In the meantime, the Irish Vocational Education Association (IVEA) estimates that up to 6,000 pupils could be stranded when classes resume later this month.
The problem emerges because they are among the many thousands of students who depend on “spare capacity” on the existing buses to get to their education because their addresses are not on the routes for the schools they are attending.
They are, unhappily, described as “catchment boundary” students, which means that they have never been guaranteed school transport for the duration of their schooling, but rather are allocated a place on a year-to-year basis.
If those places disappear, then, their current mode of transport will disappear.
However, as the National Parents Association of Vocational Schools and Community Colleges points out, some parents be forced by circumstances to drop children off at school possibly an hour before classes begin, thereby giving rise to another safety problem to worry about.
Bus Éireann, which runs the School Transport Scheme, has admitted that as many as a very high 85% of catchment boundary students may be affected as the buses get safer.
The transport company merely runs the scheme on behalf of the Department of Education, and it is up to Minister Hanafin and her Minister of State, Síle de Valera, to find a solution.
The problem may be mitigated in that all the spare seating capacity may not totally disappear because of the extra buses and, in any case, 6,000 discommoded students is a worst possible scenario.
How problematical it will be, remains to be seen but indubitably the decades old policy will have to be re-visited because it is inequitable that so many students are compelled to rely on spare capacity to get to school.
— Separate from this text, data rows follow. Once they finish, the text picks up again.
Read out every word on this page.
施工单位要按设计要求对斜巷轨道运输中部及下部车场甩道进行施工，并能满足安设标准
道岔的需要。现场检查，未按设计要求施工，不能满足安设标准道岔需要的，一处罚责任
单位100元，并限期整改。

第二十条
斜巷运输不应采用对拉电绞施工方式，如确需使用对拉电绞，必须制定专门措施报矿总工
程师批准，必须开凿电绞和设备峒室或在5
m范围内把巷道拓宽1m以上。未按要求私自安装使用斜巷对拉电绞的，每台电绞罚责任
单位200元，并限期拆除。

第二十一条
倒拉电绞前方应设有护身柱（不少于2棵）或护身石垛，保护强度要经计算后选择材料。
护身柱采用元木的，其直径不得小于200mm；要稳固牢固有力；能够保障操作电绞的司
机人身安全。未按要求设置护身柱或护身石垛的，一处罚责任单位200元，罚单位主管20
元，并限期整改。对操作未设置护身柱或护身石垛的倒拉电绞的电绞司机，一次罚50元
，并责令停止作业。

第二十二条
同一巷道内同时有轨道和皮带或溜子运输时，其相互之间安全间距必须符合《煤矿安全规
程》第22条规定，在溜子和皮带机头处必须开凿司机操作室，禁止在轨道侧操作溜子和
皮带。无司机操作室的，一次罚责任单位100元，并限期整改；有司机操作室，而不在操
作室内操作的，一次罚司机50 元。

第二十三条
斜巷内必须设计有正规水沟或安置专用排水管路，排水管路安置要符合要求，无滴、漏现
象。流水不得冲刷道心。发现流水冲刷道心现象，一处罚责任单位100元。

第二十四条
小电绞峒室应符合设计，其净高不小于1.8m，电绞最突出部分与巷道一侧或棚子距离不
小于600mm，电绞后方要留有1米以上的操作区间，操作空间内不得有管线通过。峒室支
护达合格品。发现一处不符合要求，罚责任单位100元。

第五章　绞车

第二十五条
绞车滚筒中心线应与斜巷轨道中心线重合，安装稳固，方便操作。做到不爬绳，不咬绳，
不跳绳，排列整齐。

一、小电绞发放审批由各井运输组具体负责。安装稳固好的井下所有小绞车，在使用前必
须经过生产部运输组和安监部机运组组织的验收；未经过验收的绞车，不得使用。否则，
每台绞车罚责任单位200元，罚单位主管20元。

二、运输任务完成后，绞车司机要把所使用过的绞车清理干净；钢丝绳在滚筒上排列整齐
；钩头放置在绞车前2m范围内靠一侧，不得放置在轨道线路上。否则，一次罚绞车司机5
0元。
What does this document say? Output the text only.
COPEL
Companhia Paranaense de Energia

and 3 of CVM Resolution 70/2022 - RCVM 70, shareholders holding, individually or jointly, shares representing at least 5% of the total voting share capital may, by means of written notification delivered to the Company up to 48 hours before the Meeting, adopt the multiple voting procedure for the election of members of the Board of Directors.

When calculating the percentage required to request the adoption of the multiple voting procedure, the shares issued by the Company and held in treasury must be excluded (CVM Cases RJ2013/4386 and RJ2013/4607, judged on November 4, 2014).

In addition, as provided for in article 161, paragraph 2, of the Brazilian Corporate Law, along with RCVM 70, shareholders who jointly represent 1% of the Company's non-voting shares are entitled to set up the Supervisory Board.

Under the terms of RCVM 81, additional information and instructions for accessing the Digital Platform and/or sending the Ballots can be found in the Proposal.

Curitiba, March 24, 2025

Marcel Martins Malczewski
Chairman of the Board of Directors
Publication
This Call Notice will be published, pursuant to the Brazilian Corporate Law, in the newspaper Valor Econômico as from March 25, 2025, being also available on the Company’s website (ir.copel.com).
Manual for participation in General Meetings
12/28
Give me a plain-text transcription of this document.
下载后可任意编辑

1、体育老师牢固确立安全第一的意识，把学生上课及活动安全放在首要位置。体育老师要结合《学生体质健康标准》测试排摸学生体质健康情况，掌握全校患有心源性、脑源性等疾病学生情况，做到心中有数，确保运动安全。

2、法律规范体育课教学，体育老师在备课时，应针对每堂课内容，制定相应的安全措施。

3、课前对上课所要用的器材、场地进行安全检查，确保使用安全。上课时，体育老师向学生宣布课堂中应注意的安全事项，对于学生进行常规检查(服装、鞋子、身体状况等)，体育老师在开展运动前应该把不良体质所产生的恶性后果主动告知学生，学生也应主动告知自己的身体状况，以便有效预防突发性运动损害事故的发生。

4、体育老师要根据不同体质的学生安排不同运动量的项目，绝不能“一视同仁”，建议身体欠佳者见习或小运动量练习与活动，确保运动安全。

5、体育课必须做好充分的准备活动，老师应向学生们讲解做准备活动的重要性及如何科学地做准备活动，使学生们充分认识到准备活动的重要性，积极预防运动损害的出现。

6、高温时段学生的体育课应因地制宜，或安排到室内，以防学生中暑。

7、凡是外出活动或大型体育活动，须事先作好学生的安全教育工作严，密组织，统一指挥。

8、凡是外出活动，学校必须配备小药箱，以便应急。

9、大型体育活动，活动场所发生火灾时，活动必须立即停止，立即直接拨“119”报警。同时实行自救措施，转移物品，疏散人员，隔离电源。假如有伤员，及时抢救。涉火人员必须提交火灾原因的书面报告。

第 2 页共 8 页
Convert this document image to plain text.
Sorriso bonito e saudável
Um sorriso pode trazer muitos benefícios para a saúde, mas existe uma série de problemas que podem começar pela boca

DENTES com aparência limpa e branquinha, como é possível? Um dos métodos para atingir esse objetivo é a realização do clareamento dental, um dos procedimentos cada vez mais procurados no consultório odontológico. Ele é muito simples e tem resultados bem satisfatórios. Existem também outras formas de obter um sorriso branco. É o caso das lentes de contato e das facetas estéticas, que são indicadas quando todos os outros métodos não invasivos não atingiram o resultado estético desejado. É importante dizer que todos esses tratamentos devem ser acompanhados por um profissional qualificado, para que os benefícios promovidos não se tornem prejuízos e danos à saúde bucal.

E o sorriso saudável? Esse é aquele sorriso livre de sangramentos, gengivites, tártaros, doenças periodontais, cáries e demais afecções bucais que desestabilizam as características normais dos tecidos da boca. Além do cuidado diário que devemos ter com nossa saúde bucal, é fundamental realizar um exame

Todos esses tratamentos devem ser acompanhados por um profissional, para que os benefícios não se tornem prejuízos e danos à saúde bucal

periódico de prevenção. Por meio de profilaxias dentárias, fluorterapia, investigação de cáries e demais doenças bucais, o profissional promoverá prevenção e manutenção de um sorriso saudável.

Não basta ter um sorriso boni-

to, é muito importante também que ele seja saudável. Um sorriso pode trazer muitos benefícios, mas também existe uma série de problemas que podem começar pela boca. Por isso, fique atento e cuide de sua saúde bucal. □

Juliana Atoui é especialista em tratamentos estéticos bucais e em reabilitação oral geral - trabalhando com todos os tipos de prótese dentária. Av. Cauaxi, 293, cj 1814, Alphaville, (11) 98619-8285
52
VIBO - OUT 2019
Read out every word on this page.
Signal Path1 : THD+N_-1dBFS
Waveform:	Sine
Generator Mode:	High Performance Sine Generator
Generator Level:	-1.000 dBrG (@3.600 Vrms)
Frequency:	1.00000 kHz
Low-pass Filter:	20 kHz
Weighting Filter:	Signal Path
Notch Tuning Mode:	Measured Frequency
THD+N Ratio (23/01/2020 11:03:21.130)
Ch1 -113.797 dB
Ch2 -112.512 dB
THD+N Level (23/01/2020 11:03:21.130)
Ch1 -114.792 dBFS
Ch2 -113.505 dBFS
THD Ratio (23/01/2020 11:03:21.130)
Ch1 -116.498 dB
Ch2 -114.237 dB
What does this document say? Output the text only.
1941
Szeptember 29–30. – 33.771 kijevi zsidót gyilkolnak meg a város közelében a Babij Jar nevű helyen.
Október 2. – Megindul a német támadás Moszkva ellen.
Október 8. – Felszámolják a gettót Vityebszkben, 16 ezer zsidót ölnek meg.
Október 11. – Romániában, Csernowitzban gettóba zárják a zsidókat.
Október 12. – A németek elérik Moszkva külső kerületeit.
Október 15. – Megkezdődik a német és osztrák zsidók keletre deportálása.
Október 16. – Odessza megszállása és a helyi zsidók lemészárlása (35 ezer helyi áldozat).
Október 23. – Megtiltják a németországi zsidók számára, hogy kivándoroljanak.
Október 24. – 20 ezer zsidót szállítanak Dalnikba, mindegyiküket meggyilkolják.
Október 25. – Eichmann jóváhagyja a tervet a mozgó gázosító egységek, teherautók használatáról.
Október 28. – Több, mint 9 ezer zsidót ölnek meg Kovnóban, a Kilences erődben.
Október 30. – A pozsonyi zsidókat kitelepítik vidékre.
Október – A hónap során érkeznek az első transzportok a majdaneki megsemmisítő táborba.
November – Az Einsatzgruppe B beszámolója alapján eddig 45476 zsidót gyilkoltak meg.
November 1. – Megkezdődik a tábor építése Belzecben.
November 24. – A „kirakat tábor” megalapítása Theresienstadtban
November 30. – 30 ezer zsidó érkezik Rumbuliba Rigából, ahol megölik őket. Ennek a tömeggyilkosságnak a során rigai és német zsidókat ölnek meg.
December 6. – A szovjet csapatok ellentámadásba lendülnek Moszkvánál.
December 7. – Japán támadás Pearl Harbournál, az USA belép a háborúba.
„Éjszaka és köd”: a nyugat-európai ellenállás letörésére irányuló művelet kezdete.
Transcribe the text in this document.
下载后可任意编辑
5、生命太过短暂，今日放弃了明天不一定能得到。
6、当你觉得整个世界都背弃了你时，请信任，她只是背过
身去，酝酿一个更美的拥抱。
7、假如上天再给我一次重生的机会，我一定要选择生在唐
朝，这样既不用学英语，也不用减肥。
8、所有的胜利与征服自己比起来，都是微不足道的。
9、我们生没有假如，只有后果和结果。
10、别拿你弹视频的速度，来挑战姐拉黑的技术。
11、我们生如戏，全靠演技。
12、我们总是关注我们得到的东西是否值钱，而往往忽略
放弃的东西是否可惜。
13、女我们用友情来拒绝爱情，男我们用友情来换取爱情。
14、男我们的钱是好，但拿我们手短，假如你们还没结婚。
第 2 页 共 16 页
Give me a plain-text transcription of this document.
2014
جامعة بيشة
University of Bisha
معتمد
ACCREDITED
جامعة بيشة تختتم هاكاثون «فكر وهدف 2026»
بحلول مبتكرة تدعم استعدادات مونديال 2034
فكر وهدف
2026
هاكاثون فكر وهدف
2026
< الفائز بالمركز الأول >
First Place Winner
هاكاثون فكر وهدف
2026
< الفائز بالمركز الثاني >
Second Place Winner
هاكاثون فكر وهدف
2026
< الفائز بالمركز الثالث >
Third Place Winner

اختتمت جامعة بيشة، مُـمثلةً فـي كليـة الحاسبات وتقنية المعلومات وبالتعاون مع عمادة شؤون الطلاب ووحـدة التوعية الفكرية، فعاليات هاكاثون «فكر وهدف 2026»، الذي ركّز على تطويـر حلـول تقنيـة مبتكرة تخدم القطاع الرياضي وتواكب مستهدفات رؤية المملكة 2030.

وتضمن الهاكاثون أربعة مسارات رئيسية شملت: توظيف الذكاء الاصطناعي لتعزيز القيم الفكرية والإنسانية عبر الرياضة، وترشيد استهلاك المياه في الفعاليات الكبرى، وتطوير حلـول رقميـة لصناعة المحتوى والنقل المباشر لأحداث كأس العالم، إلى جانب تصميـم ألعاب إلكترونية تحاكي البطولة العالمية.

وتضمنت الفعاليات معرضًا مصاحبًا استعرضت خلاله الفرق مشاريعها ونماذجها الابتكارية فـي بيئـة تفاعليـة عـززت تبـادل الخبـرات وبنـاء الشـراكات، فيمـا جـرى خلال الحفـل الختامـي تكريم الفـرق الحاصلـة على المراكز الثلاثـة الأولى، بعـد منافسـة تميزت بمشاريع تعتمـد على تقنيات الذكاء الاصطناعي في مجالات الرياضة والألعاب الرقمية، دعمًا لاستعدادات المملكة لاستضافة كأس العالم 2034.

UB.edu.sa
While providing seat belts for the children is laudable, it would be self-defeating if that same measure itself compromised their safety.
The Government has given the sanction for the fitting of lap belts to all school bus seats, but reservations have been expressed by opposition spokespersons as to whether they will ensure the best safety option. The point has been made that harness-type belts would be safer for small children in comparison to lap seats.
If this be the case, then the Government would be advised to examine this provision again because the standard to be applied for the protection of our schoolchildren has to be safety rather than economy.